Zudem wurde viel Energie in die Nachbarländer geleitet; zeitweise waren es mehr als zwölf Gigawatt – das entspricht in etwa der Leistung von zwölf Atommeilern. Das Überangebot drückte die Preise an den Börsen. Am Spotmarkt, wo die kurzfristigen Geschäfte getätigt werden, war die Kilowattstunde über Pfingsten zeitweise für nur 1,3 Cent pro Kilowattstunden zu haben.

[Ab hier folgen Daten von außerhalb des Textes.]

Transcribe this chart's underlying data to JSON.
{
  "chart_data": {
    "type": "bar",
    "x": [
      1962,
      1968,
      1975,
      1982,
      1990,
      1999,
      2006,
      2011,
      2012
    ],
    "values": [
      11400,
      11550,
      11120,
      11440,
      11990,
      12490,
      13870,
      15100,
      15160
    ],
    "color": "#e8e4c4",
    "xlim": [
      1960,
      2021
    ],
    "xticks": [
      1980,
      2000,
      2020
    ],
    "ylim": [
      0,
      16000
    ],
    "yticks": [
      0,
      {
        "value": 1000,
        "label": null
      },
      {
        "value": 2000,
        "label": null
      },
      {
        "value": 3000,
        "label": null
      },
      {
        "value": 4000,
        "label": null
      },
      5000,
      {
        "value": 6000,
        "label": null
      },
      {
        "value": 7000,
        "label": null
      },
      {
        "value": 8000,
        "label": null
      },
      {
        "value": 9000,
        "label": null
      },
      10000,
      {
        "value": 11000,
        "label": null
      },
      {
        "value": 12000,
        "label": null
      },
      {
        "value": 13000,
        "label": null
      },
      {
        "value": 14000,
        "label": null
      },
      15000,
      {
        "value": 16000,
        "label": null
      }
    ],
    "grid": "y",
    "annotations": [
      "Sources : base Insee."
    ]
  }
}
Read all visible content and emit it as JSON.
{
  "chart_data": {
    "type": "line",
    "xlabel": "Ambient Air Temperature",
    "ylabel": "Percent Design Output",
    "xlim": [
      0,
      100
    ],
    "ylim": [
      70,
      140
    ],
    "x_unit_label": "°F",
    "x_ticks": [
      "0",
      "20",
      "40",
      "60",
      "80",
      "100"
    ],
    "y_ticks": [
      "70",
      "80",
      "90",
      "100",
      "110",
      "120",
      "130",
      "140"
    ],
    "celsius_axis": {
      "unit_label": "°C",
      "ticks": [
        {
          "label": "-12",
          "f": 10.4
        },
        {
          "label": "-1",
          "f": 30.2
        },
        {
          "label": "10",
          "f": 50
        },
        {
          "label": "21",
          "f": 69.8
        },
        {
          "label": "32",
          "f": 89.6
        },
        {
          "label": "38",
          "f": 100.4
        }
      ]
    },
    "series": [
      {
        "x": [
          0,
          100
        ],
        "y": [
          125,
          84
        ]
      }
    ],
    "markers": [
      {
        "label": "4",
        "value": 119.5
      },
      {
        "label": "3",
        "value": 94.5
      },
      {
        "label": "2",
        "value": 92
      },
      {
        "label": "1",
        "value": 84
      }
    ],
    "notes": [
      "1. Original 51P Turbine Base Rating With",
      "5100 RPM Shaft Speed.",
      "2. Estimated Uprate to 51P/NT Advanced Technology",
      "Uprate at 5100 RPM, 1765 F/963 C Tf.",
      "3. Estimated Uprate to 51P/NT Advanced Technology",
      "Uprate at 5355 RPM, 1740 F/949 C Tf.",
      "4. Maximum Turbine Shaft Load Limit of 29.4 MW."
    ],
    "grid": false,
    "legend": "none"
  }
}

Die Experten sind sich einig: Solche Extremsituationen werden in Zukunft vermehrt auftreten. Prädestiniert dafür sind Samstage, Sonntage und Feiertage, wenn in Fabriken und Büros wenig Energie verbraucht wird und wenn zugleich die Sonne strahlt und der Wind bläst. Die beiden wichtigsten Öko-Energien werden weiter gefördert und deshalb einen immer größeren Anteil am Strommix haben. Bei Minipreisen wie den 1,3 Cent wird es deshalb nicht bleiben. „Aufgrund des weiteren Ausbaus der Erneuerbaren werden wir zunehmend negative Strompreise sehen“, sagt Tobias Federico, Chef des Beratungshauses Energy Brainpool.

Keine Seltenheit: Negative Strompreise

Negative Strompreise: Das bedeutet, dass der Erzeuger eine Gebühr dafür zahlen muss, dass jemand die Energie abnimmt. Auch über Pfingsten wäre es soweit gekommen, wenn der Wind tüchtig geweht hätte.

Negative Strompreise sind aber längst keine Seltenheit mehr. Zuletzt am 11. Mai mussten Anlagenbetreiber am Nachmittag über mehrere Stunden 6,5 Cent pro Kilowattstunde an die Abnehmer zahlen. Eine Studie von Energy Brainpool im Auftrag der Organisation Agora Energiewende weist nach, dass seit 2010 Situationen mit negativen Strompreisen immer häufiger auftreten. Allein zwischen Dezember 2012 und Dezember 2013 war dies in 97 Stunden der Fall.

Negative Preise wurden einst an den Strombörsen eingeführt, um Überkapazitäten zu vermeiden – nach dem Motto: Wer Gefahr läuft draufzuzahlen, stellt sein Kraftwerk lieber ab. Doch dieser Mechanismus funktioniert nur bedingt. Kohle- und Atomkraftwerke laufen auch bei einem hohen Angebot an Ökostrom weiter. Es ist für die Betreiber der konventionellen Anlagen extrem aufwendig und deshalb sehr teuer, diese herunter zu fahren.

Kann das Bürgern gleichgültig sein? Bestimmt nicht. Denn Betreiber von Wind- und Solaranlagen erhalten fürs Einspeisen des Stroms fixe Vergütungen von den Netzbetreibern. Diese verkaufen die Energie an der Börse. Die Differenz wird den Netzbetreibern von Verbrauchern und Firmen über die Ökostrom-Umlage erstattet. Und exorbitant teuer wird es, wenn bei negativen Strompreisen noch draufgezahlt werden muss.

Laut Agora-Studie wurde die Umlage durch die 97 Stunden negative Strompreise zwischen Ende 2012 und Ende 2013 mit 90 Millionen Euro belastet. Für Agora-Chef Patrick Graichen ist es deshalb höchste Zeit für ein „Flexibilitätsgesetz“, das die derzeitigen Preismechanismen aufbricht. Eine Reihe von Ideen ist in der Diskussion, die teils auch Verbraucher betreffen. Ein Weg könnten andere Tarife mittels intelligenter Stromzähler und Computersteuerung sein: Ein Haushalt bezieht dann vermehrt Strom, wenn er billig ist – beispielsweise um die Kühltruhe zu kühlen. So könnte Überproduktion verringert werden.